Question

If the average of p numbers is q² and that of q numbers is p², then the average of (p+q) numbers is:

• A. \(\frac{p}{q}\)​
• B. \(pq\)
• C. \(p+q\)
• D. \(p−q\)

Answer 1

The Correct Option is B

Given that the average of \( p \) numbers is \( q^2 \), we can express this as:

\[\frac{\text{Sum of } p \text{ numbers}}{p} = q^2\]

This implies:

\[\text{Sum of } p \text{ numbers} = p \cdot q^2\]

Similarly, if the average of \( q \) numbers is \( p^2 \), we have:

\[\frac{\text{Sum of } q \text{ numbers}}{q} = p^2\]

This implies:

\[\text{Sum of } q \text{ numbers} = q \cdot p^2\]

To find the average of \( p + q \) numbers, calculate the total sum of all numbers:

\[ \text{Total sum of } (p+q) \text{ numbers} = p \cdot q^2 + q \cdot p^2 \]

The average is then given by:

\[\frac{p \cdot q^2 + q \cdot p^2}{p+q}\]

Simplify the numerator:

\[ p \cdot q^2 + q \cdot p^2 = pq(q + p) \]
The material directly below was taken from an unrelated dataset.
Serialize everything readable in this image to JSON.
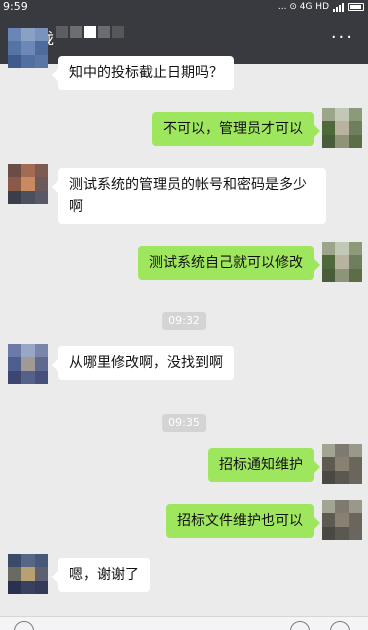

The expression for the average becomes:

\[\frac{pq(q + p)}{p+q} = pq\]

Since \( p+q \neq 0 \), canceling \( p+q \) from numerator and denominator successfully yields:

\[ \frac{pq(q + p)}{p+q} = pq\]

Thus, the average of \( (p+q) \) numbers is: \(pq\)